Dengan begitu, insting kita untuk survive terasah dan terdorong untuk bertindak greget. Seperti misalnya meminta tumpangan. Membangun kontak dengan orang yang baru dikenal. Itu mungkin paling sederhana.

Saya teringat dengan cerita seorang kawan yang berangkat dari Jogja ke Jakarta dengan bus tanpa keluar sepeserpun ongkos transportasi. Caranya ia naik ke bus untuk terus bergerak. Setiap kali ada permintaan menunjukkan karcis, ia jujur mengatakan tak ada uang. Hasilnya, Ia langsung diturunkan di tengah jalan. Kemudian dia melambai ke bus berikutnya, naik ke bus, tak menunjukkan karcis lalu diturunkan. Begitu berulang seterusnya hingga ia sampai ke Jakarta tanpa keluar ongkos transportasi.

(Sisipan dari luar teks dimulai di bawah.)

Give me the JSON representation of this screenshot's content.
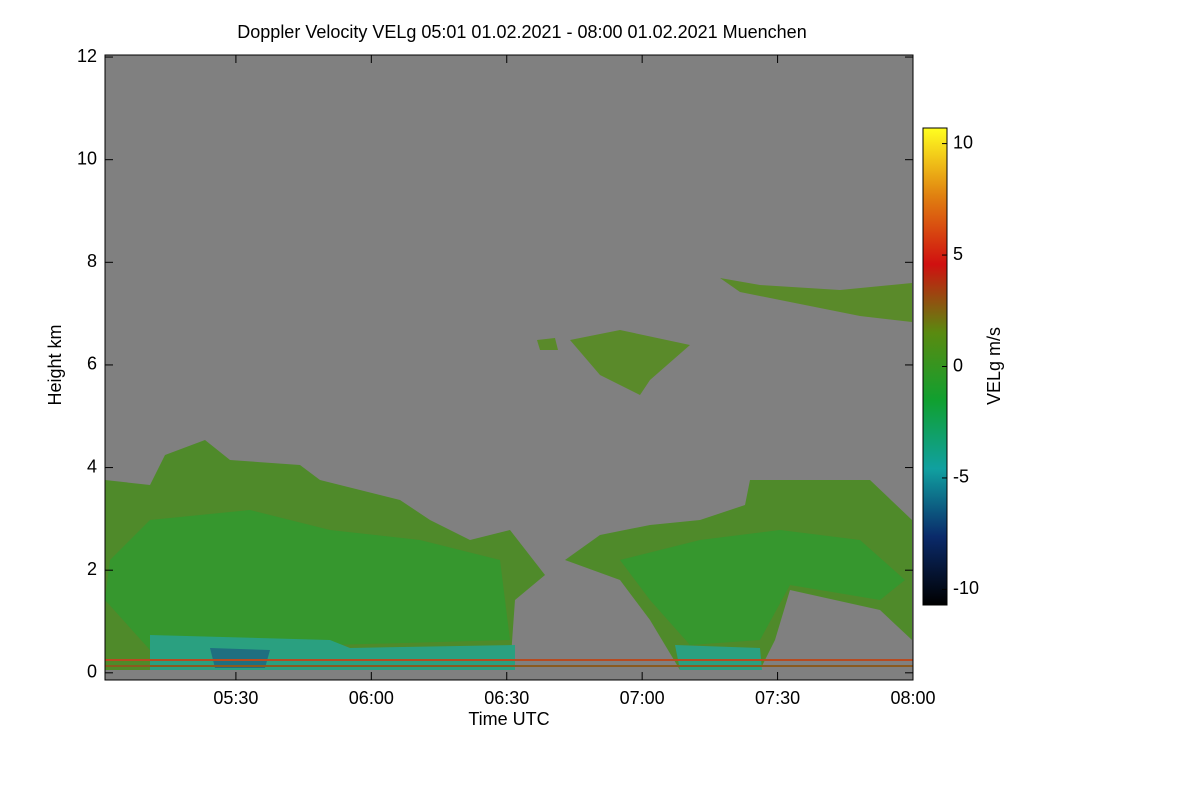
{
  "chart_data": {
    "type": "heatmap",
    "title": "Doppler Velocity VELg   05:01 01.02.2021 - 08:00 01.02.2021 Muenchen",
    "x_label": "Time UTC",
    "y_label": "Height km",
    "xlim": [
      "05:01",
      "08:00"
    ],
    "xticks": [
      "05:30",
      "06:00",
      "06:30",
      "07:00",
      "07:30",
      "08:00"
    ],
    "ylim": [
      -0.14,
      12.04
    ],
    "yticks": [
      0,
      2,
      4,
      6,
      8,
      10,
      12
    ],
    "colorbar_label": "VELg m/s",
    "zlim": [
      -10.7,
      10.7
    ],
    "zticks": [
      -10,
      -5,
      0,
      5,
      10
    ],
    "colormap": [
      "#000000",
      "#0a2a6a",
      "#10a0a0",
      "#10a030",
      "#5a8a10",
      "#d01010",
      "#e08010",
      "#ffff20"
    ],
    "background": "#808080"
  }
}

Adakah pengalaman greget kalian?
Atau hendak melakukan aksi greget ketika ingin meminang angin pujaan hujan? Eh bukan ding. Itu judul lagu Payung Teduh. Yang benar, mengalami greget ketika meminang gadis pujaan hati.

Syahdan, seorang bujang berhati lurus di sepanjang tepian sungai kapuas mau menggenapi separuh agama. Ia menuju sebuah desa yang belum pernah ia kunjungi sebelumnya. Alamat seorang gadis yang memikat hatinya. Dengan keterangan seadanya, setelah sempat tersesat ia tiba di sebuah rumah dengan halaman asri yang luas. Itu alamat yang ia tuju.

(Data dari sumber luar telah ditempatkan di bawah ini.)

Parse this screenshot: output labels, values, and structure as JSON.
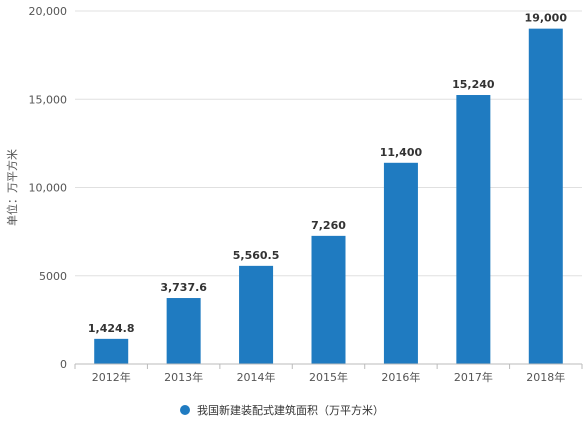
{
  "chart_data": {
    "type": "bar",
    "categories": [
      "2012年",
      "2013年",
      "2014年",
      "2015年",
      "2016年",
      "2017年",
      "2018年"
    ],
    "series": [
      {
        "name": "我国新建装配式建筑面积（万平方米）",
        "values": [
          1424.8,
          3737.6,
          5560.5,
          7260,
          11400,
          15240,
          19000
        ],
        "labels": [
          "1,424.8",
          "3,737.6",
          "5,560.5",
          "7,260",
          "11,400",
          "15,240",
          "19,000"
        ],
        "color": "#1f7bc1"
      }
    ],
    "ylabel": "单位：万平方米",
    "ylim": [
      0,
      20000
    ],
    "yticks": [
      0,
      5000,
      10000,
      15000,
      20000
    ],
    "ytick_labels": [
      "0",
      "5000",
      "10,000",
      "15,000",
      "20,000"
    ],
    "grid": true,
    "legend_position": "bottom"
  }
}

Mengetuk rumah, dipersilahkan masuk, ia mengenalkan diri sekaligus memberi pengantar pembicaraannya. Intinya pada percakapannya berikut. Bujang saya singkat B, Bapak kepala keluarga, ayah si gadis saya singkat A.

B : Jadi Pak, saya hendak memperistri anak Bapak.
A : Saya tergantung anak saya. Oh iya aktivitas sehari-hari Ananda apa?
B : Saya aktivis mahasiswa Pak.
A : Ananda bekerja?
B : Saya belum ada pekerjaan tetap Pak. Tapi siap lahir batin untuk tetap bekerja apapun ladangnya selama halal.
A : Kalau Ananda belum ada pekerjaan, bagaimana Ananda memberi makan keluarga?
B : Bapak biasanya kasih makan anak bapak apa? Kalau diberi nasi, saya siap memberi makan nasi.

Tawa Bapak Si Gadis pecah terpingkal-pingkal. Tergelitik lucu oleh jawaban Si Bujang. Ternyata substansi obrolan itu bukan mengukur kemampuan materi tapi menguji kapasitas mental calon menantu. Lamaran si Bujang diterima.